DENVER (CBS4)– Walmart announced a policy change after CBS4’s Tori Mason reported that only multicultural hair products were in a locked case at the store in Denver’s Montbello neighborhood. Mason spoke to a customer who said locking up those products is discriminatory against people of color.
“If I want Suave or Tresumme or Pantene, it’s out. The multi-cultural hair care is all locked behind the glass. That’s so ridiculous,” said Lauren Epps. “I’m not going to be shamed into thinking I’m a criminal for just wanting to get a scarf.”
After Epps waited for an employee to unlock the glass, the employee reached for a portable locked case to put the hair scarf Epps selected inside. Epps refused and left the store without purchasing a thing.
She says this is another form of implicit bias that people of color experience every day.
“This Walmart is in the heart of Montbello. There are black and brown people all over the place. The message is clear: ‘We don’t trust you,’” said Epps, “And it’s for what? Shampoo? There are bigger things that are happening in the world than people wanting to wash and cleanse their hair.”
Multicultural products locked behind glass have been found in Walmarts throughout Colorado and nationwide.
CBS4 asked Walmart why its entire multicultural hair section in its Montbello location is behind glass.
In a statement Monday, a Walmart spokesperson said: “We do not tolerate discrimination of any kind at Walmart. We serve more than 140 million customers weekly, crossing all demographics, and are focused on meeting their needs while providing the best shopping experience at each store. We’re sensitive to this situation and also understand, like other retailers, that some products such as electronics, automotive, cosmetics and other personal care products are subject to additional security. Those determinations are made on a store-by-store basis.”
On Wednesday, a Walmart representative reached out to Mason and said their stores made the decision to discontinue placing multicultural hair products in cases.
Walmart issued the following statement: “We’re sensitive to the issue and understand the concerns raised by our customers and members of the community and have made the decision to discontinue placing multicultural hair care and beauty products – a practice in place in about a dozen of our 4,700 stores nationwide – in locked cases.”
Epps returned to the Montbello Walmart to see for herself.
“The locked cases were gone.
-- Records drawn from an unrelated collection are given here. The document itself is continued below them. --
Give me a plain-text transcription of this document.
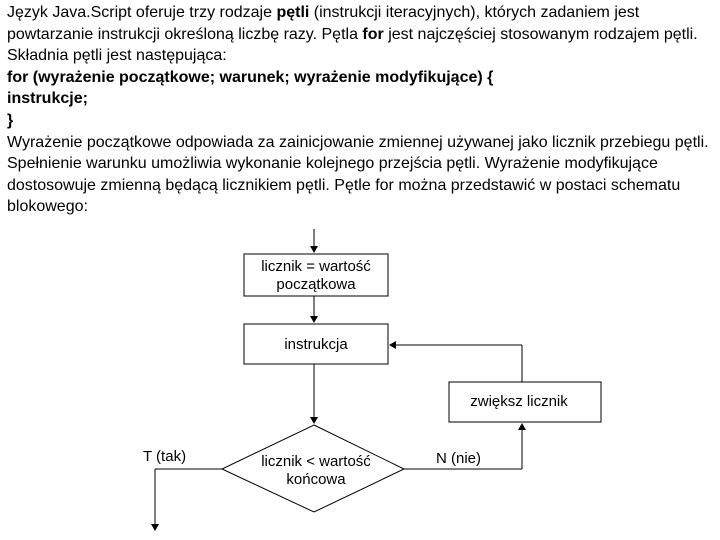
Język Java.Script oferuje trzy rodzaje pętli (instrukcji iteracyjnych), których zadaniem jest powtarzanie instrukcji określoną liczbę razy. Pętla for jest najczęściej stosowanym rodzajem pętli. Składnia pętli jest następująca:

for (wyrażenie początkowe; warunek; wyrażenie modyfikujące) {

instrukcje;

}

Wyrażenie początkowe odpowiada za zainicjowanie zmiennej używanej jako licznik przebiegu pętli. Spełnienie warunku umożliwia wykonanie kolejnego przejścia pętli. Wyrażenie modyfikujące dostosowuje zmienną będącą licznikiem pętli. Pętle for można przedstawić w postaci schematu blokowego:

licznik = wartość
początkowa
instrukcja
zwiększ licznik
licznik < wartość
końcowa
N (nie)
T (tak)
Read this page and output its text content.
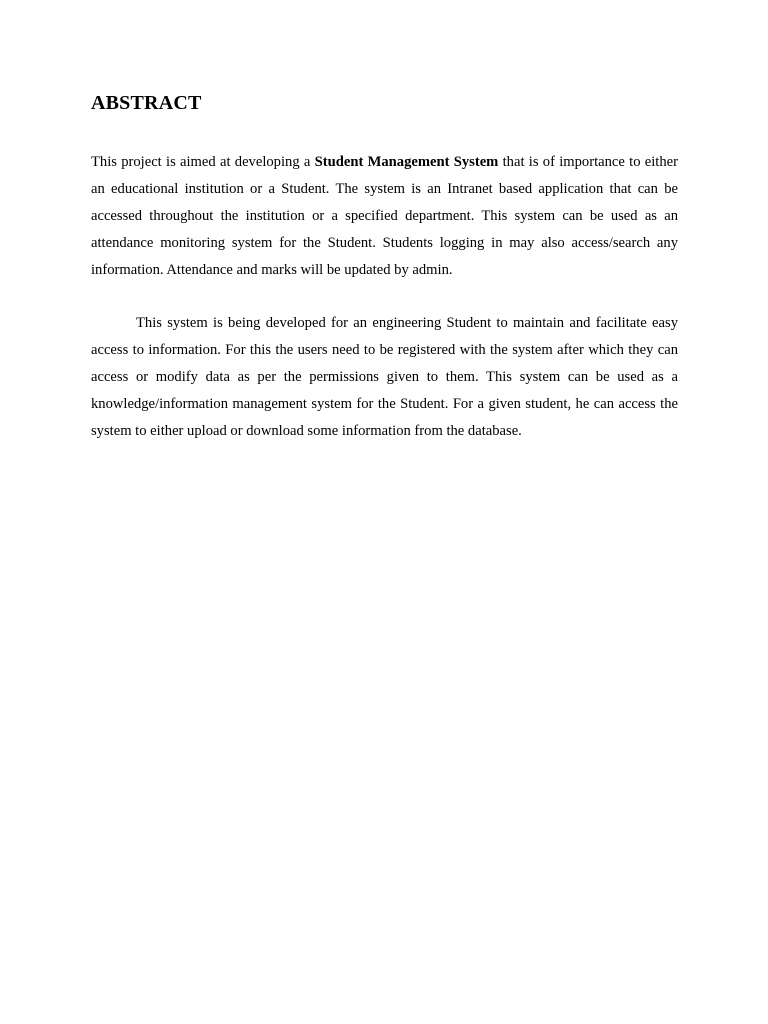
ABSTRACT

This project is aimed at developing a Student Management System that is of importance to either an educational institution or a Student. The system is an Intranet based application that can be accessed throughout the institution or a specified department. This system can be used as an attendance monitoring system for the Student. Students logging in may also access/search any information. Attendance and marks will be updated by admin.

This system is being developed for an engineering Student to maintain and facilitate easy access to information. For this the users need to be registered with the system after which they can access or modify data as per the permissions given to them. This system can be used as a knowledge/information management system for the Student. For a given student, he can access the system to either upload or download some information from the database.
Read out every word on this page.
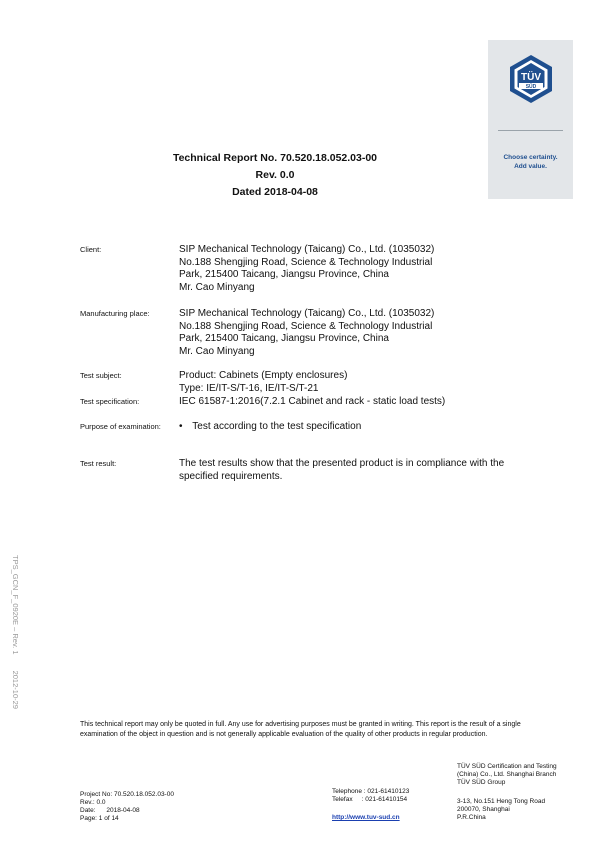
TÜV
SÜD
Choose certainty.
Add value.
Technical Report No. 70.520.18.052.03-00
Rev. 0.0
Dated 2018-04-08
Client:	SIP Mechanical Technology (Taicang) Co., Ltd. (1035032)
No.188 Shengjing Road, Science & Technology Industrial
Park, 215400 Taicang, Jiangsu Province, China
Mr. Cao Minyang
Manufacturing place:	SIP Mechanical Technology (Taicang) Co., Ltd. (1035032)
No.188 Shengjing Road, Science & Technology Industrial
Park, 215400 Taicang, Jiangsu Province, China
Mr. Cao Minyang
Test subject:	Product: Cabinets (Empty enclosures)
Type: IE/IT-S/T-16, IE/IT-S/T-21
Test specification:	IEC 61587-1:2016(7.2.1 Cabinet and rack - static load tests)
Purpose of examination: • Test according to the test specification
Test result:	The test results show that the presented product is in compliance with the
specified requirements.
TPS_GCN_F_0920E – Rev. 1 2012-10-29
This technical report may only be quoted in full. Any use for advertising purposes must be granted in writing. This report is the result of a single examination of the object in question and is not generally applicable evaluation of the quality of other products in regular production.
Project No: 70.520.18.052.03-00
Rev.: 0.0
Date:      2018-04-08
Page: 1 of 14
Telephone : 021-61410123
Telefax     : 021-61410154
http://www.tuv-sud.cn
TÜV SÜD Certification and Testing
(China) Co., Ltd. Shanghai Branch
TÜV SÜD Group
3-13, No.151 Heng Tong Road
200070, Shanghai
P.R.China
I actually bumped into another black woman who said she was thrilled everything was out of the case. She told me she complained a month ago, saying that they needed to take them out of the cases,” said Epps.
Epps says she was shocked to see Walmart followed through, especially knowing how much this issue has been raised in the past. She believes the company moved quickly, because of the nationwide protests outside its doors.
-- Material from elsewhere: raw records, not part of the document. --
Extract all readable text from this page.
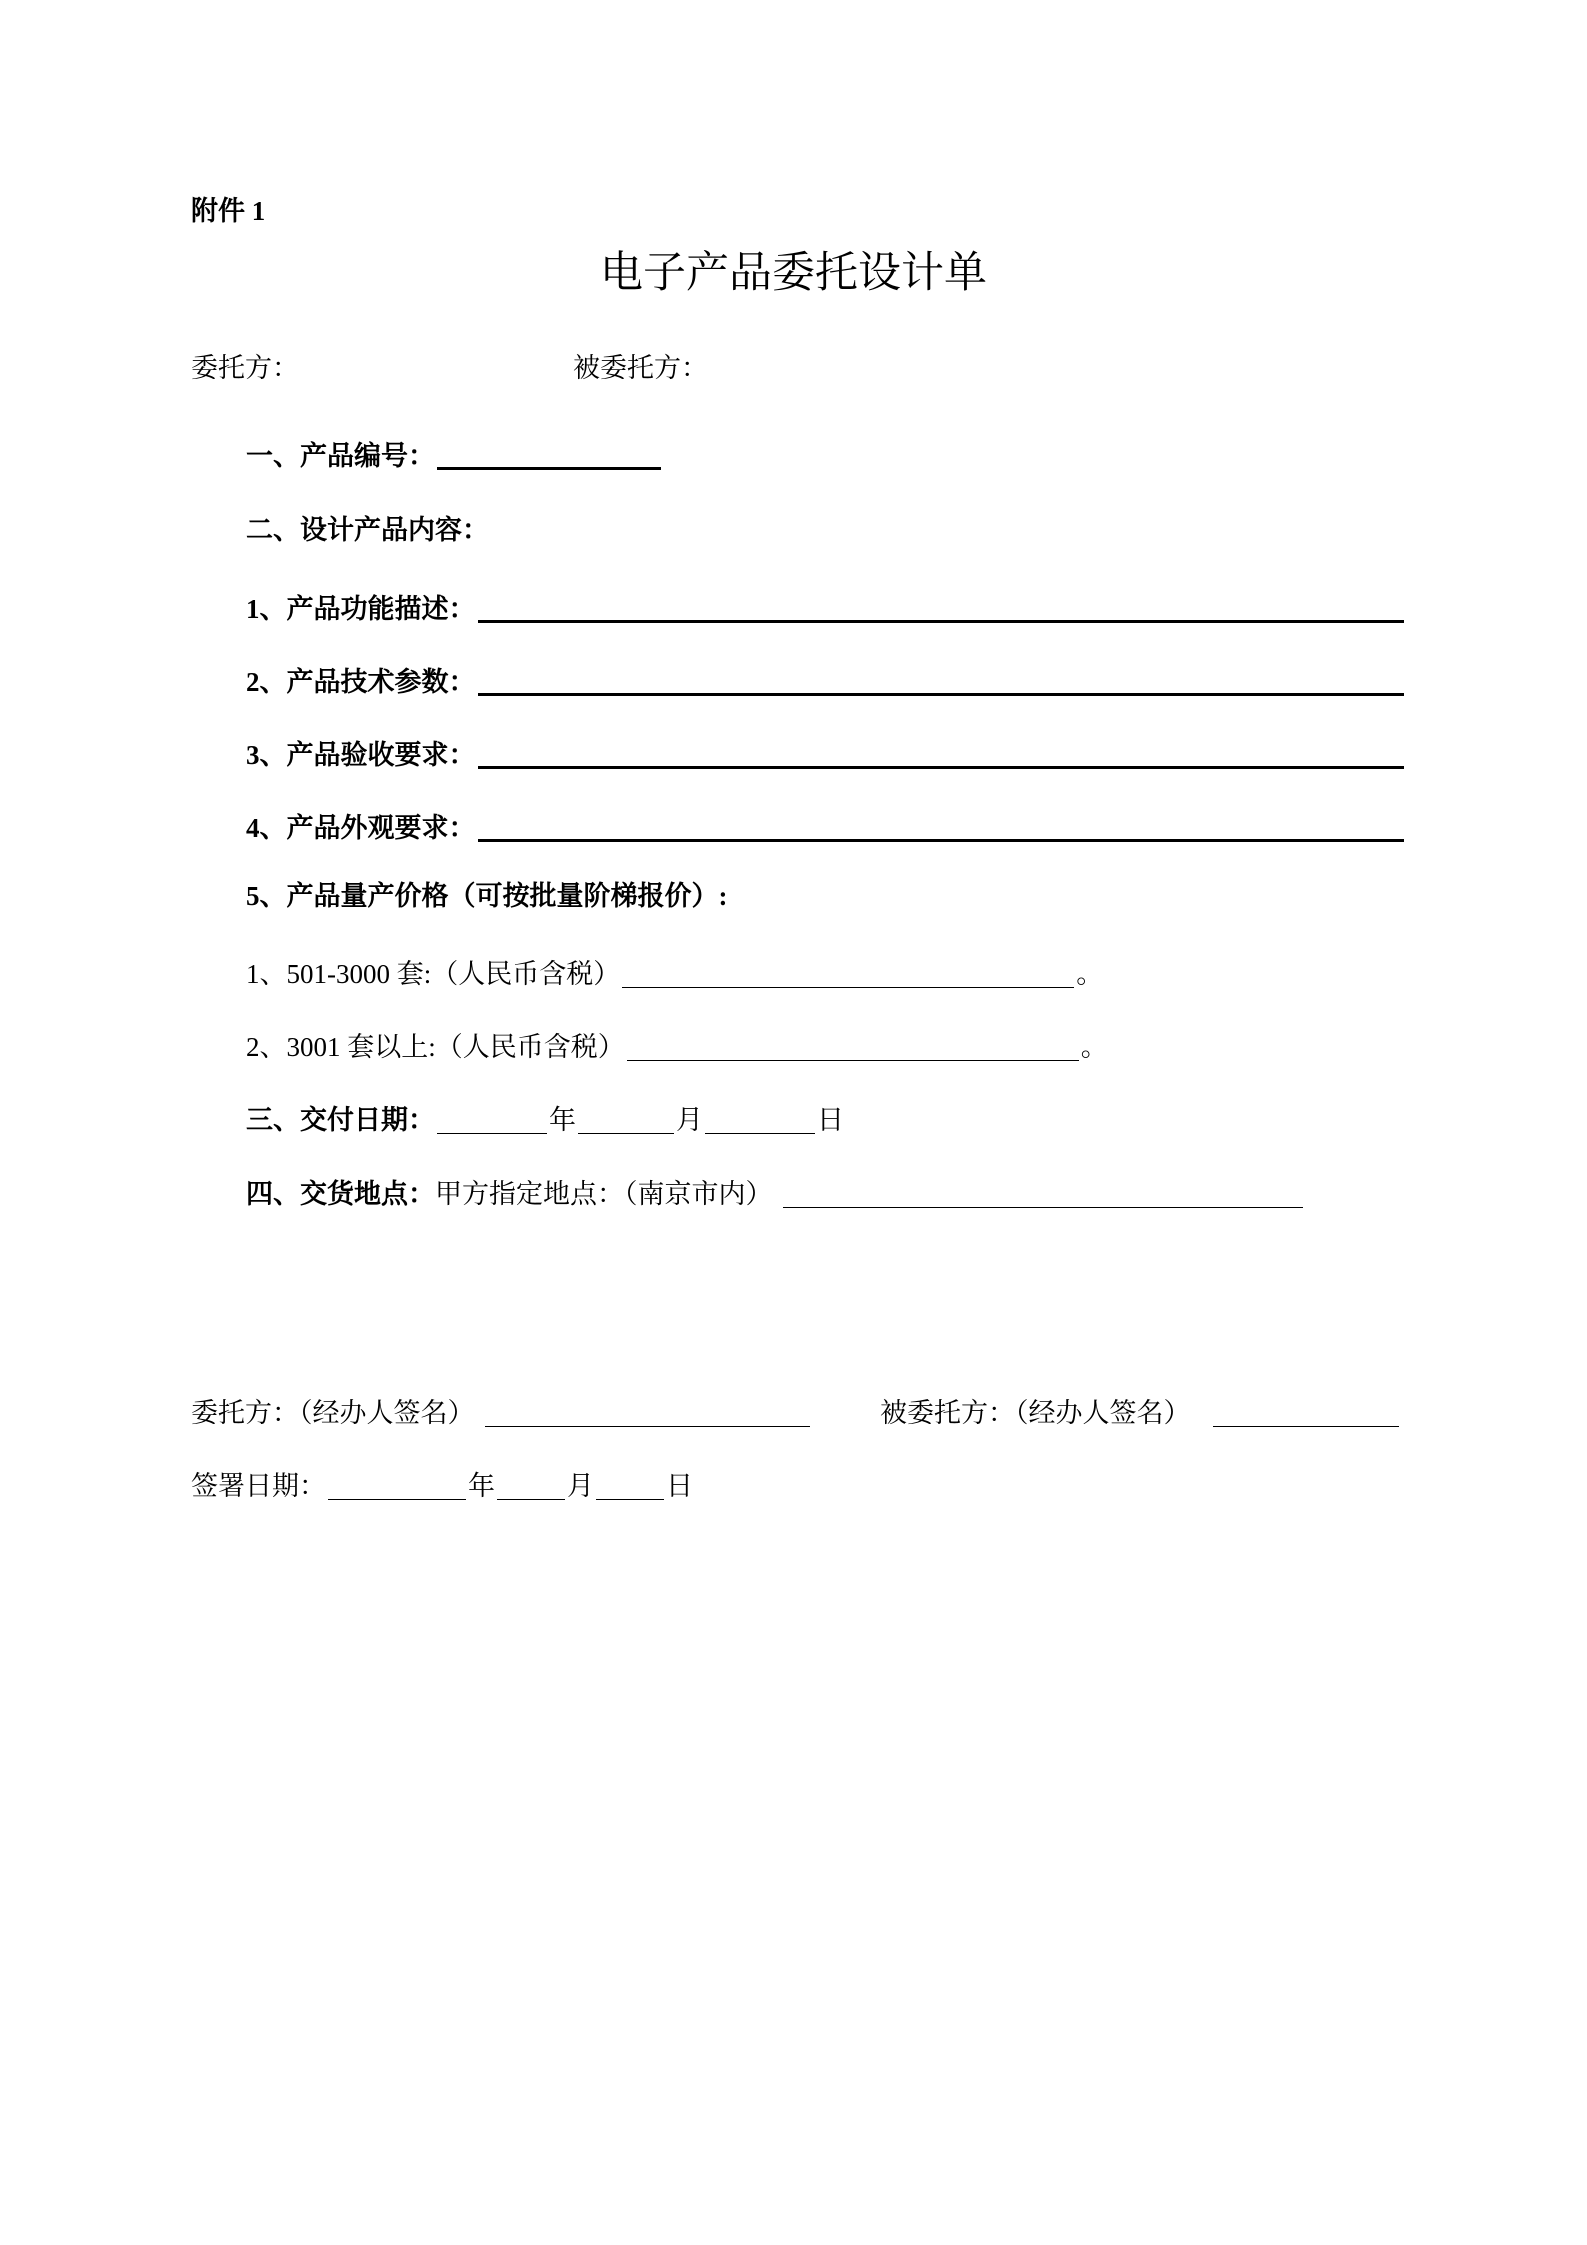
附件 1
电子产品委托设计单
委托方：	被委托方：
一、产品编号：
二、设计产品内容：
1、产品功能描述：
2、产品技术参数：
3、产品验收要求：
4、产品外观要求：
5、产品量产价格（可按批量阶梯报价）:
1、501-3000 套:（人民币含税）	。
2、3001 套以上:（人民币含税）	。
三、交付日期：	年	月	日
四、交货地点： 甲方指定地点：（南京市内）
委托方：（经办人签名）	被委托方：（经办人签名）
签署日期：	年	月	日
“It’s all about timing. People have gone to court over this, people have tried to fight. This has been ongoing,” said Epps.
Epps hopes other retailers follow suit, and provides employees with diversity training. She says she’s excited that Walmart finally listened, because removing that glass was long overdue.
“I’m happy for the people in communities like this who shop these stores frequently,” said Epps. “They won’t have to experience that because of this story.”